Mahasiswa yang hari ini terbilang dekat dengan para elite fakultas, cukup peroleh perhatian lebih, perkembangan dan perjalanannya dalam menggeluti dunia akademsi ataupun organisasi (kesayangan fakultas) terpantau jeli. Hal ini wajar, jika mereka tak berkembang, pastinya jadi beban moral. Poin plusnya, ini jadi dorongan untuk mereka tetap semangat belajar.
#Peluang kerja usai lulus kuliah
Tiap tahun dari sekian banyak mahasiswa yang lulus dari Fakultas Syariah, tak semua dari mereka peroleh kesibukan kerja. Mungkin diantaranya ada yang melanjutkan pendidikan pengacara, namun tanpa pemasukan nyata, malah putus di tengah jalan yang ada. Berbeda dengan mahasiwa yang sudah menjalin hubungan harmonis dengan elite fakultasnya. Mereka dapat arahan jelas, untuk sementara mengisi waktu memikirkan nasibnya lanjut kemana, ada pekerjaan baginya. Pekerjaan ini tak begitu sulit, hanya sekedar membantu kerja-kerja fakultas, entah tak paham jelas seperti apa. Yang lebih saya tahu mereka jadi tanduk media. Melantunkan inovasi Fakultas Syariah. Eksistensi lebih utamanya.
#Besar potensi dapatkan beasiswa S2
Menjadi mahasiswa dengan relasi yang cukup bagus dengan elite fakultas, cukup menjamin nanti usai lulus pasti tak susah untuk akses beasiswa S2, ini terbukti dari beberapa jebolan Fakultas Syariah, yang dimasa mereka kuliah terbilang cukup dekat dengan jajaran elite fakultas, menjadi tangan kanan orang-orang fakultas, yang pada intinya selalu pro kebijakan dan ide-idenya, mereka semua pasti bisa dengan mudah melanjutkan pendidikannya.
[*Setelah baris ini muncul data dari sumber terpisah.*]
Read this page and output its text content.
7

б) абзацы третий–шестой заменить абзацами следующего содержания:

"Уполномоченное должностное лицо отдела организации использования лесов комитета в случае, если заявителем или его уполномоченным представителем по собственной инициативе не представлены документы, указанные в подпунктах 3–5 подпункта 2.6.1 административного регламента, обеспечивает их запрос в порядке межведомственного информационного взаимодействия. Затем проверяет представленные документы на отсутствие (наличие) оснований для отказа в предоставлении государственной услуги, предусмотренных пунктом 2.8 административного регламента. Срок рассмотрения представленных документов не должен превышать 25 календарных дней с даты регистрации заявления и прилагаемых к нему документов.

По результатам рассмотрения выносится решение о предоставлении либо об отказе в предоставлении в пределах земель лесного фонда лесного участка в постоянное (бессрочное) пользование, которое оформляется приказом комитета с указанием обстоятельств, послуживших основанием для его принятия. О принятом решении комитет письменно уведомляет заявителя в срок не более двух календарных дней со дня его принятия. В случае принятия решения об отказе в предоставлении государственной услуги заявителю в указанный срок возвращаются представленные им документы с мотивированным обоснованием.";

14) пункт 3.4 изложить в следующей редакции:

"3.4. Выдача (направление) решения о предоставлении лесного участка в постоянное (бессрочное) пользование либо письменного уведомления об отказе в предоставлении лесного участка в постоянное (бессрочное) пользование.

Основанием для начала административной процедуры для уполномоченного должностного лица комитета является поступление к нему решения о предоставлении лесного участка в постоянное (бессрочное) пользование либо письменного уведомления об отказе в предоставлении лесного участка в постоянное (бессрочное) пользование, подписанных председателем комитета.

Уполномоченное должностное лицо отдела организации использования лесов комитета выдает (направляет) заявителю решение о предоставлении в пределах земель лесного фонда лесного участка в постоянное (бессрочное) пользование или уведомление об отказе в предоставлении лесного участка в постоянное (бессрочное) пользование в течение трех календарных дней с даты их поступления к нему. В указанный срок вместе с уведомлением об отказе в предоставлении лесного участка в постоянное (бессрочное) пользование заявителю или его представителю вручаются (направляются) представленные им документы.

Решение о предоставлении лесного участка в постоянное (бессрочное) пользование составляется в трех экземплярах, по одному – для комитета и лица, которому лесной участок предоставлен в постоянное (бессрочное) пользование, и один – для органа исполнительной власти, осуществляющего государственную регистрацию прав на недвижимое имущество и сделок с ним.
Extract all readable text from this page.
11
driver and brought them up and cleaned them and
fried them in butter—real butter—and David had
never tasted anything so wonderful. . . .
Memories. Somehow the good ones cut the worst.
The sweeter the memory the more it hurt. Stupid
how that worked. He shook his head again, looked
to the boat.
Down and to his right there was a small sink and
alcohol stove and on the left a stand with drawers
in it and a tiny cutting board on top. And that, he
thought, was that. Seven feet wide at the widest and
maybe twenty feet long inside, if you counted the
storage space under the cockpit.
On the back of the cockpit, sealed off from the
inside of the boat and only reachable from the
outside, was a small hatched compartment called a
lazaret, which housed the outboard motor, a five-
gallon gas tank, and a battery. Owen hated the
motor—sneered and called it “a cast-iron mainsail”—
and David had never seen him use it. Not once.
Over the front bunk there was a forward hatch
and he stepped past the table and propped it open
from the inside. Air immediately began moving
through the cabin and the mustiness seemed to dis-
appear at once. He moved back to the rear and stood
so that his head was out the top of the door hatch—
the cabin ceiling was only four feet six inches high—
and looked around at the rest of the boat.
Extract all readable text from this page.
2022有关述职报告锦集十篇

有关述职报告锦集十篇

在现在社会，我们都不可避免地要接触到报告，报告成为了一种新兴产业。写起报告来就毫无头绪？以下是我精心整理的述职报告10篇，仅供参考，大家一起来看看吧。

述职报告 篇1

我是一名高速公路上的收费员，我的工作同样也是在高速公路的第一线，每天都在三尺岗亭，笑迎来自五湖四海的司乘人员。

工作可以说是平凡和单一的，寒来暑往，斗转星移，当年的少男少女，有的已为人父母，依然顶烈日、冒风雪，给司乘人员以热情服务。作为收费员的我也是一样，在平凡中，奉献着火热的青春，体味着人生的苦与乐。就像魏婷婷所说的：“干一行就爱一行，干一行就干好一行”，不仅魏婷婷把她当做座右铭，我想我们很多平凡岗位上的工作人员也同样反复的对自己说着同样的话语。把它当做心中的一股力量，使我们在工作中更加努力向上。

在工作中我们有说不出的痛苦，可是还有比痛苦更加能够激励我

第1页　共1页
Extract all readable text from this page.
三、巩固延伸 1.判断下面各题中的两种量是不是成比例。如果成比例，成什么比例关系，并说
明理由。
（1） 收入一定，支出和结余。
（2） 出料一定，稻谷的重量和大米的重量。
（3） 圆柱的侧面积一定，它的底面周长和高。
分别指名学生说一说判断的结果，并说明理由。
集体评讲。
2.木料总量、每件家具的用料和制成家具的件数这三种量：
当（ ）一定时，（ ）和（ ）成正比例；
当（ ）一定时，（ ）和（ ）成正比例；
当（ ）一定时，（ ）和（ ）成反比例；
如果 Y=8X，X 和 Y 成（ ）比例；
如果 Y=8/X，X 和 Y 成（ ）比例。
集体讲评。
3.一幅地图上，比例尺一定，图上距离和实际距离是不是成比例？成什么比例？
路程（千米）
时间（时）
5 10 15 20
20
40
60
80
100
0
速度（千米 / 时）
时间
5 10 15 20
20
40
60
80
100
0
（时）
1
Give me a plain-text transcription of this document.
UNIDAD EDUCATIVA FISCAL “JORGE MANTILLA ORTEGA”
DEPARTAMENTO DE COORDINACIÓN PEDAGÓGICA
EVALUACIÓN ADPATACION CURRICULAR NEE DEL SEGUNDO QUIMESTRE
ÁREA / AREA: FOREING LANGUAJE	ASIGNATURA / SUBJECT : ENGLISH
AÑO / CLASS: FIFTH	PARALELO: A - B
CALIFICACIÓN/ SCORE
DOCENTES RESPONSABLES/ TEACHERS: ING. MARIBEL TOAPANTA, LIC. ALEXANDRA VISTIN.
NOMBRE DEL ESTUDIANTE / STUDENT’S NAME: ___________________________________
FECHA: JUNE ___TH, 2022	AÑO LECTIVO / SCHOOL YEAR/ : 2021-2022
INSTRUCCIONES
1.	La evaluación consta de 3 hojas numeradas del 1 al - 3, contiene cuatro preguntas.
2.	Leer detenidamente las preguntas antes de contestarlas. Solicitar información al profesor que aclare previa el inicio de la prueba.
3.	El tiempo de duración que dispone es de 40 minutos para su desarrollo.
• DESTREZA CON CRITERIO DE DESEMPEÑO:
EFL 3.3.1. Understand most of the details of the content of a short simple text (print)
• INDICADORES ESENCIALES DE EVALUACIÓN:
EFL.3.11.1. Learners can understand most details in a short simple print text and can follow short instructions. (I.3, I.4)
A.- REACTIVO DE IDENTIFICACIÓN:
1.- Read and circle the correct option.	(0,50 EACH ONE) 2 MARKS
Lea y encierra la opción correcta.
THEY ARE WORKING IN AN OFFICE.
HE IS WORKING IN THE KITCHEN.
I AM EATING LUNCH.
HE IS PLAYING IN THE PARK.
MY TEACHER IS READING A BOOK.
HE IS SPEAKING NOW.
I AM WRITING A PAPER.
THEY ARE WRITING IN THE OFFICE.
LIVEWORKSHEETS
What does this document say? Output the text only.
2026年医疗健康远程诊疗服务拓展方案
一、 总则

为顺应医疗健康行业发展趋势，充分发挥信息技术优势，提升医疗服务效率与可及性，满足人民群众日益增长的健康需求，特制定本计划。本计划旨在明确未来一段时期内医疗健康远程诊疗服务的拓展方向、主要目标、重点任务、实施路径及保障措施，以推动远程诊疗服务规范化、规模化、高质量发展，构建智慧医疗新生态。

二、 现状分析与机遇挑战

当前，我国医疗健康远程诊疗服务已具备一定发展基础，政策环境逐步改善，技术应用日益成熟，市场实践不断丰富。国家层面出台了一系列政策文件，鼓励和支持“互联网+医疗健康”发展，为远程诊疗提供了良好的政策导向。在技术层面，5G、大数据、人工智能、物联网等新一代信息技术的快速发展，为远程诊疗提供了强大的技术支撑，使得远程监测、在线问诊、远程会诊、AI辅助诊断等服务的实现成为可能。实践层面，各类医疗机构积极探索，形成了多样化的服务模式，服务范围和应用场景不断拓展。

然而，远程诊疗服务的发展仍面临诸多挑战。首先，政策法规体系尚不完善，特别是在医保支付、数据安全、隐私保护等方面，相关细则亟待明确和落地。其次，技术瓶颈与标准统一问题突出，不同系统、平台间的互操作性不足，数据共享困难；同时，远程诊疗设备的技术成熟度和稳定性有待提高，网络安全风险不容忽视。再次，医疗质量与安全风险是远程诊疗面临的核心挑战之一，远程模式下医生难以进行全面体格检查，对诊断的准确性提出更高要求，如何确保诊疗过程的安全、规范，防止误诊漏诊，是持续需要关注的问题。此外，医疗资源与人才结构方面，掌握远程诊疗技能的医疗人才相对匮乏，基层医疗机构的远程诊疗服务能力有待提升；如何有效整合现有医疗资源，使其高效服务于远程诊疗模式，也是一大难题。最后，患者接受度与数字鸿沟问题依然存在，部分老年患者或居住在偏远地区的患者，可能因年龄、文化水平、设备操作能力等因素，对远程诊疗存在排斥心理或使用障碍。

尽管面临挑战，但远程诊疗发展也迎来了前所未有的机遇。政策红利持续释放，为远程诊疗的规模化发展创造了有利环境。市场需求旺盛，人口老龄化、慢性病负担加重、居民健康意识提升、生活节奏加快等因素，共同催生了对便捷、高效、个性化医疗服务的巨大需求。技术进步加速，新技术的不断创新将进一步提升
Meskipun tak tahu persis usaha mereka seperti apa, namun kesimpulan ini cukup mewakili perjalannya, mengabdikan diri pada fakultas dengan imbalan nyata. Mungkin sedikit banyak mirip dengan kisah kucing kantor versi Kang Mahbub di atas, tapi lagi-lagi ini soal pilihan belaka.
Sudah cukup terang cara jitu ini di depan mata, bagi Anda yang merasa bernasib sama, segeralah jalani ritualnya, dan sampai sini saja nelangsanya.